Every Summer, the Swallowtail caterpillar plows through entire harvests of dill. I have not one year seen my Mom and Grandma's gardens escape their presence.
This year, I planted an unusually large amount of herbs, and my patch of dill was a large portion of my herb garden. Within a few weeks of the time I planted my seeds, my garden was full of them.
They would grow fat with bellies full of dill, then one day disappear. A few days later tiny baby swallowtail caterpillars would be in their place...sometimes as many as 15.
Michael's little brother spent a good amount of the Summer with us, and one night, Michael and him devised a plan only two 16 year old boys could come up with. $20 would be paid to his brother if he ate one of my caterpillars.
"Why not? It's $20."
I tried everything. I begged, lied, told him they were acidic and warned him against the foul odor they spray when predators come around. That last part wasn't a lie...but I did tell him that they taste like bile and sour dill.
They probably do.
The reason I finally gave him was the one I gave Michael when he told me to get rid of them, and how they were pests to my garden.

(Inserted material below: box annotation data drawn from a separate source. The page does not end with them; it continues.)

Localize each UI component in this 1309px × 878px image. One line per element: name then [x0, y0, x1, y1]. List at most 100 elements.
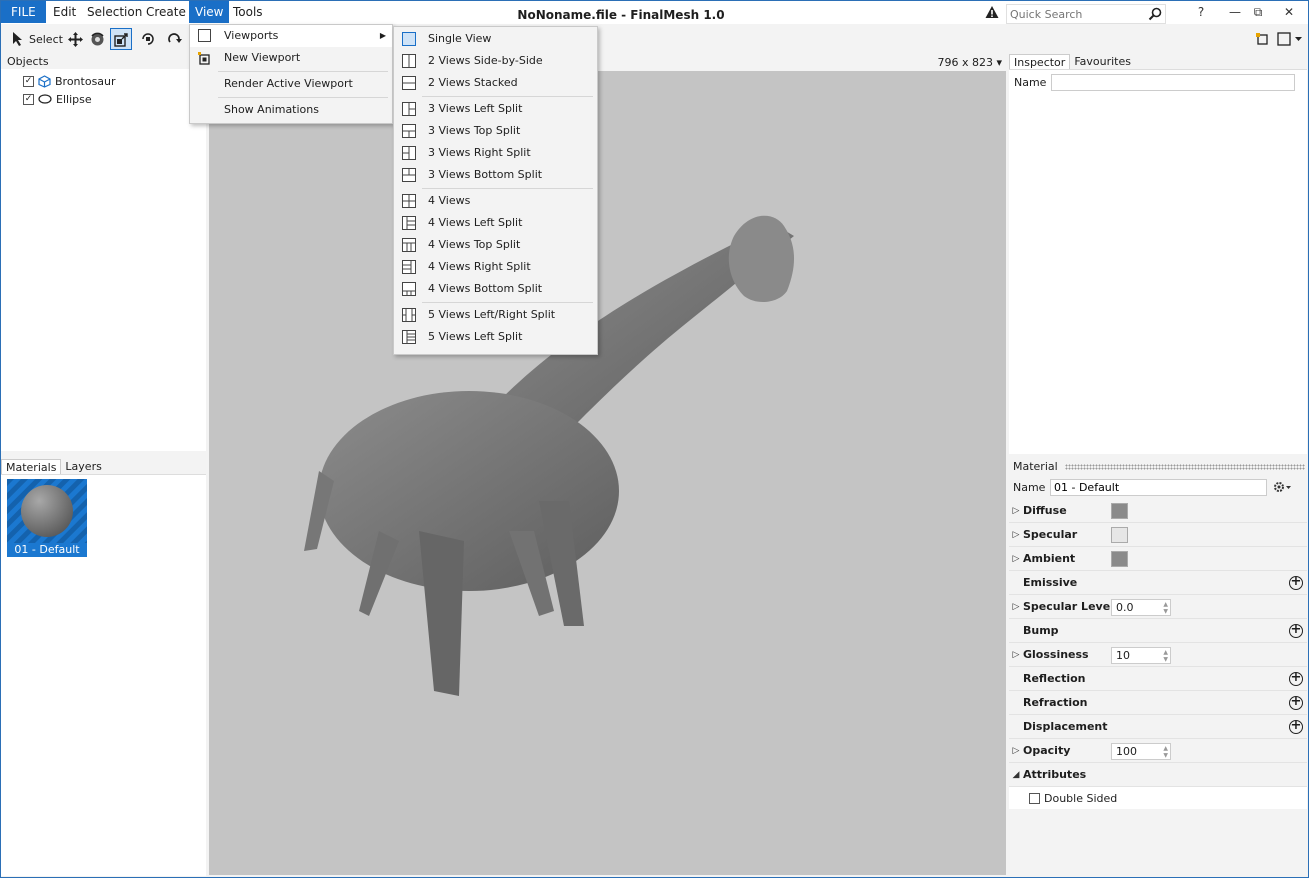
material-row-specular[interactable]: ▷ Specular [1009, 523, 1307, 547]
expand-triangle-icon[interactable]: ◢ [1009, 770, 1023, 780]
layout-dropdown-button[interactable] [1277, 28, 1303, 50]
3d-viewport[interactable] [209, 71, 1006, 875]
submenu-item-3-views-left-split[interactable]: 3 Views Left Split [394, 98, 597, 120]
material-name-input[interactable] [1050, 478, 1267, 496]
tab-layers[interactable]: Layers [61, 459, 105, 474]
menu-separator [218, 71, 388, 72]
color-swatch[interactable] [1111, 527, 1128, 543]
add-map-icon[interactable]: + [1289, 575, 1303, 590]
new-viewport-icon [198, 52, 210, 65]
expand-triangle-icon[interactable]: ▷ [1009, 530, 1023, 540]
material-row-displacement[interactable]: Displacement + [1009, 715, 1307, 739]
scale-tool-button[interactable] [110, 28, 132, 50]
layout-lr5-icon [402, 308, 416, 322]
material-row-bump[interactable]: Bump + [1009, 619, 1307, 643]
numeric-spinner[interactable]: 0.0 ▲ ▼ [1111, 599, 1171, 616]
submenu-item-label: 3 Views Top Split [428, 124, 521, 137]
brontosaur-checkbox[interactable]: ✓ [23, 75, 34, 87]
rotate-tool-button[interactable] [89, 28, 106, 50]
material-row-ambient[interactable]: ▷ Ambient [1009, 547, 1307, 571]
material-row-specular-level[interactable]: ▷ Specular Level 0.0 ▲ ▼ [1009, 595, 1307, 619]
tab-favourites[interactable]: Favourites [1070, 54, 1135, 69]
tab-inspector[interactable]: Inspector [1009, 54, 1071, 69]
transform-icon [142, 33, 154, 45]
add-map-icon[interactable]: + [1289, 719, 1303, 734]
material-settings-icon[interactable] [1273, 481, 1293, 493]
submenu-item-2-views-stacked[interactable]: 2 Views Stacked [394, 72, 597, 94]
spinner-arrows-icon[interactable]: ▲ ▼ [1163, 649, 1168, 663]
header-grip [1065, 464, 1305, 470]
material-tile[interactable]: 01 - Default [7, 479, 87, 557]
menu-separator [422, 188, 593, 189]
submenu-item-5-views-left-right-split[interactable]: 5 Views Left/Right Split [394, 304, 597, 326]
search-icon[interactable] [1148, 7, 1162, 21]
material-property-list: ▷ Diffuse ▷ Specular ▷ Ambient Emissive + ▷ Specu… [1009, 499, 1307, 787]
material-section-header: Material [1009, 459, 1307, 475]
add-map-icon[interactable]: + [1289, 671, 1303, 686]
ellipse-checkbox[interactable]: ✓ [23, 93, 34, 105]
submenu-item-3-views-top-split[interactable]: 3 Views Top Split [394, 120, 597, 142]
material-row-attributes[interactable]: ◢ Attributes [1009, 763, 1307, 787]
submenu-item-4-views-top-split[interactable]: 4 Views Top Split [394, 234, 597, 256]
menu-item-render-active-viewport[interactable]: Render Active Viewport [190, 73, 392, 95]
viewport-square-icon [198, 29, 211, 42]
menu-item-new-viewport[interactable]: New Viewport [190, 47, 392, 69]
restore-button[interactable]: ⧉ [1250, 4, 1266, 20]
brontosaur-model [304, 215, 795, 696]
material-row-diffuse[interactable]: ▷ Diffuse [1009, 499, 1307, 523]
layout-l5-icon [402, 330, 416, 344]
expand-triangle-icon[interactable]: ▷ [1009, 506, 1023, 516]
expand-triangle-icon[interactable]: ▷ [1009, 602, 1023, 612]
inspector-name-input[interactable] [1051, 73, 1295, 91]
submenu-item-2-views-side-by-side[interactable]: 2 Views Side-by-Side [394, 50, 597, 72]
submenu-item-3-views-bottom-split[interactable]: 3 Views Bottom Split [394, 164, 597, 186]
spinner-arrows-icon[interactable]: ▲ ▼ [1163, 745, 1168, 759]
quick-search-input[interactable] [1007, 5, 1142, 23]
numeric-spinner[interactable]: 100 ▲ ▼ [1111, 743, 1171, 760]
spinner-arrows-icon[interactable]: ▲ ▼ [1163, 601, 1168, 615]
quick-search-box[interactable] [1006, 4, 1166, 24]
close-button[interactable]: ✕ [1281, 4, 1297, 20]
viewport-size-dropdown[interactable]: 796 x 823 ▾ [937, 56, 1002, 69]
submenu-item-4-views-bottom-split[interactable]: 4 Views Bottom Split [394, 278, 597, 300]
layout-l3-icon [402, 102, 416, 116]
color-swatch[interactable] [1111, 503, 1128, 519]
expand-triangle-icon[interactable]: ▷ [1009, 650, 1023, 660]
redo-tool-button[interactable] [167, 28, 183, 50]
double-sided-checkbox[interactable] [1029, 792, 1040, 804]
material-row-reflection[interactable]: Reflection + [1009, 667, 1307, 691]
material-row-glossiness[interactable]: ▷ Glossiness 10 ▲ ▼ [1009, 643, 1307, 667]
submenu-item-3-views-right-split[interactable]: 3 Views Right Split [394, 142, 597, 164]
tree-item-ellipse[interactable]: ✓ Ellipse [23, 90, 92, 108]
submenu-item-single-view[interactable]: Single View [394, 28, 597, 50]
layout-stack-icon [402, 76, 416, 90]
select-tool-button[interactable]: Select [11, 28, 63, 50]
minimize-button[interactable]: — [1227, 4, 1243, 20]
tab-materials[interactable]: Materials [1, 459, 62, 474]
menu-item-viewports[interactable]: Viewports ▶ [190, 25, 392, 47]
submenu-item-label: 2 Views Stacked [428, 76, 518, 89]
viewport-frame-button[interactable] [1255, 28, 1269, 50]
warning-icon[interactable] [985, 5, 999, 19]
color-swatch[interactable] [1111, 551, 1128, 567]
expand-triangle-icon[interactable]: ▷ [1009, 746, 1023, 756]
submenu-item-4-views-right-split[interactable]: 4 Views Right Split [394, 256, 597, 278]
menu-item-show-animations[interactable]: Show Animations [190, 99, 392, 121]
expand-triangle-icon[interactable]: ▷ [1009, 554, 1023, 564]
add-map-icon[interactable]: + [1289, 695, 1303, 710]
material-row-emissive[interactable]: Emissive + [1009, 571, 1307, 595]
submenu-item-4-views-left-split[interactable]: 4 Views Left Split [394, 212, 597, 234]
material-row-refraction[interactable]: Refraction + [1009, 691, 1307, 715]
material-row-label: Bump [1023, 624, 1059, 637]
numeric-spinner[interactable]: 10 ▲ ▼ [1111, 647, 1171, 664]
transform-tool-button[interactable] [140, 28, 156, 50]
submenu-item-4-views[interactable]: 4 Views [394, 190, 597, 212]
submenu-item-5-views-left-split[interactable]: 5 Views Left Split [394, 326, 597, 348]
add-map-icon[interactable]: + [1289, 623, 1303, 638]
tree-item-label: Brontosaur [55, 74, 116, 88]
material-row-opacity[interactable]: ▷ Opacity 100 ▲ ▼ [1009, 739, 1307, 763]
move-tool-button[interactable] [67, 28, 84, 50]
double-sided-row[interactable]: Double Sided [1009, 787, 1307, 809]
help-button[interactable]: ? [1193, 4, 1209, 20]
tree-item-brontosaur[interactable]: ✓ Brontosaur [23, 72, 116, 90]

One day, they will wake up and not be these little dill-destroying creatures. They will be worth more than $20.
The evening before his brother left to go back home, I was outside, picking the last of my herbs for the season. Trapped inside the tomato and strawberry cage was a little something I called him outside to see.
It was one of our little swallowtail caterpillars, all grown up.
To see this transformation happen within two weeks is breath taking. And I knew there was a reason why this year, I planted enough dill for the two of us.
This is the Black Swallowtail...our Oklahoma State Butterfly. It's a huge part of what I saw growing up here, and to me...that is worth more than all the $20 bills in the world.
song is "Ripe" - Givers.
Thanks for the weather encouragement and teething tips, friends. Last night, a few hours after I posted, we got our rain.